TOKYO - Barely two weeks on the job, the new president of Ford Motor Co. (Japan) Ltd. is pulling the corporate-strategy equivalent of a hand-brake turn.
For seven years, former president Konen Suzuki drummed home a single message: Give me more dealers, and I'll sell more cars in Japan. Ford therefore took a hard-line stance in U.S.-Japan automotive talks on the issue of access to dealers in Japan.
No more. Eiji Iwakuni, a 55-year-old former Honda Motor Co. executive who succeeded Suzuki on April 1, says Ford needs better product in Japan, not more dealers who can't sell inadequate product.
Because of fundamental shifts in auto retailing, Iwakuni said in an interview last week, 'You no longer need so many dealers all over Japan.'
Instead, he said, the key to Ford's success in Japan will be vehicles that meet the specific needs of Japanese consumers. While he expects good sales for the Ford Mustang and just-unveiled 2000 Lincoln LS6/LS8, he also knows he will have to be willing to refuse some American models Ford may ask him to sell.
'THE COURAGE TO SAY NO'
'The courage to say no will save Ford Japan in the future. And I believe the head office is willing to accept my no,' he said.

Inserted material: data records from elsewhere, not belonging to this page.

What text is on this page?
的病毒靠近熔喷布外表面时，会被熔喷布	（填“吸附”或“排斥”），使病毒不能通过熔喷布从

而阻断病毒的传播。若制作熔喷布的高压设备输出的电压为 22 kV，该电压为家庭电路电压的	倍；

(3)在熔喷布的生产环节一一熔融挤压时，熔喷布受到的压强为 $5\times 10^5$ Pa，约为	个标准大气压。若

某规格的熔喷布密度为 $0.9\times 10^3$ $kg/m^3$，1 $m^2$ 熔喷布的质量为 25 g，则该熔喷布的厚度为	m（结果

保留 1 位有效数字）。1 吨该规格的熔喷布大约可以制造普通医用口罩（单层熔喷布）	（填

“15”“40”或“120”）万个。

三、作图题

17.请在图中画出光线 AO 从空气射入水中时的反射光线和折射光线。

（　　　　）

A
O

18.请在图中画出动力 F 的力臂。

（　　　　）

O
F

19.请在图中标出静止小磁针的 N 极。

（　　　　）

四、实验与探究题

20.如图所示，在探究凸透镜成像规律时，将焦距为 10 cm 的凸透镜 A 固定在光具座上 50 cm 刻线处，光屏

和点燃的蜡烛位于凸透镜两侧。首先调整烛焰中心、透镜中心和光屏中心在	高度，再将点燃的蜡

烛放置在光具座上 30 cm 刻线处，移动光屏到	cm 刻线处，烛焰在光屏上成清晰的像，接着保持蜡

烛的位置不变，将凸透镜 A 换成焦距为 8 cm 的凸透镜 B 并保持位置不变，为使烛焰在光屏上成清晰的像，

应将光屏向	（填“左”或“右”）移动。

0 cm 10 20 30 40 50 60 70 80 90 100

Indeed, he pointed to his appointment as president, despite his inability to speak English, as proof of Ford's commitment to the Japanese market.
'That shows that they put less weight on communications ability than on actual business operations. They recognize the need for them to listen to customers, instead of internal company people,' he said.

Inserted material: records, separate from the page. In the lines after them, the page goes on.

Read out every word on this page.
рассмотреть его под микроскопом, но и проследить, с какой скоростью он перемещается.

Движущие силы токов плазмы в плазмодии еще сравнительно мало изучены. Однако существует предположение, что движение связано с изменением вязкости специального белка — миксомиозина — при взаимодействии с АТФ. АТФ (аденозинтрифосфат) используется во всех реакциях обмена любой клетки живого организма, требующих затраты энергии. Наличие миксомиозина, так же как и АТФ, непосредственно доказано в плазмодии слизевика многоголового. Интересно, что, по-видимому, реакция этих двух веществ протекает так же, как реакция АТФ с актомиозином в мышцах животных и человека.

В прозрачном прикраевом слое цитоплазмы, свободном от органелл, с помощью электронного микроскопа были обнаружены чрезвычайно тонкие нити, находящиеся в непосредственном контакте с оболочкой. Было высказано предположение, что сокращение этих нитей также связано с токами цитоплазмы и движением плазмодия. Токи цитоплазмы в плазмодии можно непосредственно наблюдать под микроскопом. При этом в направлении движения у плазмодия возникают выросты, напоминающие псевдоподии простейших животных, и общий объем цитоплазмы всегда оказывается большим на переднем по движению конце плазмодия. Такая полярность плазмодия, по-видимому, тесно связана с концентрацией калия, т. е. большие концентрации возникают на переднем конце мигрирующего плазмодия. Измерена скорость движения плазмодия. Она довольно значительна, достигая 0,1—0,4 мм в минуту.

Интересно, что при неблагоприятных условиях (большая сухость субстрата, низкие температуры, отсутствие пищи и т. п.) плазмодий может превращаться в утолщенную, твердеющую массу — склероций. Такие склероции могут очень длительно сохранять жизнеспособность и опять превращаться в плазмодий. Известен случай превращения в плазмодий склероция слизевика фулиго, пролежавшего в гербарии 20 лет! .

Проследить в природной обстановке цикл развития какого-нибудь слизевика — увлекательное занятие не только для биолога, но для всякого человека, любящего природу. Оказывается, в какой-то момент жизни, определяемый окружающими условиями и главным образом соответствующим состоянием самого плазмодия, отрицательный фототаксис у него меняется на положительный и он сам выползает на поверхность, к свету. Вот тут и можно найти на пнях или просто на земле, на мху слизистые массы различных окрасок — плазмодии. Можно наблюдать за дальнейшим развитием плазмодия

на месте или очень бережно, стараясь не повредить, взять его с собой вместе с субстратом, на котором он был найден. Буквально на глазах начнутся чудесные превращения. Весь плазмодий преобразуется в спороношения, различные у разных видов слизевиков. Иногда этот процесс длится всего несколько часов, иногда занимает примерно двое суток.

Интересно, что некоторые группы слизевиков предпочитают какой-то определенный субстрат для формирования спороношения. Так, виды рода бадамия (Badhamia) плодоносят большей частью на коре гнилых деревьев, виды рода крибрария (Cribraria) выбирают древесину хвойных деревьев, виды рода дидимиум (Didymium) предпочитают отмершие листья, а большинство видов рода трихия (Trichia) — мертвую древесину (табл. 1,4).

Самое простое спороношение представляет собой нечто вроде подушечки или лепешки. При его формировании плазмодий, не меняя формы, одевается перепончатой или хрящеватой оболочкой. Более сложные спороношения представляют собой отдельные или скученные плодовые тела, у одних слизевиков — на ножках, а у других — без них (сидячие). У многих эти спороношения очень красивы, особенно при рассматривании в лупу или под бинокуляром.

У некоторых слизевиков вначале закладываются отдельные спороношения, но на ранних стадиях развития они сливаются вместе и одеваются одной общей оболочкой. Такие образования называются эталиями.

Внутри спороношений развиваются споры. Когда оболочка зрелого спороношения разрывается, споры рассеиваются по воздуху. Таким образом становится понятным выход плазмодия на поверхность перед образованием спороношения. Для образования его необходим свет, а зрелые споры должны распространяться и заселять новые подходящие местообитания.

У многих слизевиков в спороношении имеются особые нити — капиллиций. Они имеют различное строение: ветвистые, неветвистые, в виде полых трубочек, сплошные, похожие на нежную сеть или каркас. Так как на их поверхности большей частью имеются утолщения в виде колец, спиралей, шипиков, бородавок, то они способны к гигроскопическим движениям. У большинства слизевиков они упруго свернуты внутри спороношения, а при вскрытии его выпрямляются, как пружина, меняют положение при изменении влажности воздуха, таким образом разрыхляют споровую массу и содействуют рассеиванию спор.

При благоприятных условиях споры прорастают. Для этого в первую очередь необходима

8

In Iwakuni's view, Japanese dealers have had five major areas of responsibility. And all five are changing:
Order taking. But that can now be done more efficiently on the Internet.
Delivery of the new vehicle. But that task can just as easily be handled by one of the country's ubiquitous commercial delivery services.
Registration of vehicles, an especially time-consuming process in Japan that dealers handle for their customers. But pending deregulation will simplify the process to the point where it can be done at a local 7-Eleven store, he predicted.
Service. He contends the need for dealers to provide extensive service is declining because of ever-improving quality. Beyond that consideration, he added, Ford cars could be serviced at Mazda Motor Corp.'s approximately 3,000 outlets across Japan.
Brand building, a role he likened to being 'battle-front soldiers' for the carmakers. But nowadays, some dealers do more to drag down the carmaker's image than boost it, he said.
Iwakuni knows his subject. He once headed Honda's second-biggest dealer network in Japan, and, immediately prior to joining Ford, had overseen a three-year consolidation on Honda's dealership network in Japan.
Now he is looking hard at the way Ford sells cars in Japan.
While he does not necessarily expect to slash Ford Japan's network of 300 sales outlets, he said, he also thinks there should be fewer full-service outlets. Rather, he said, one large outlet could be surrounded in a sales territory by several satellite outlets, the way a major university medical center is surrounded by offices of individual doctors.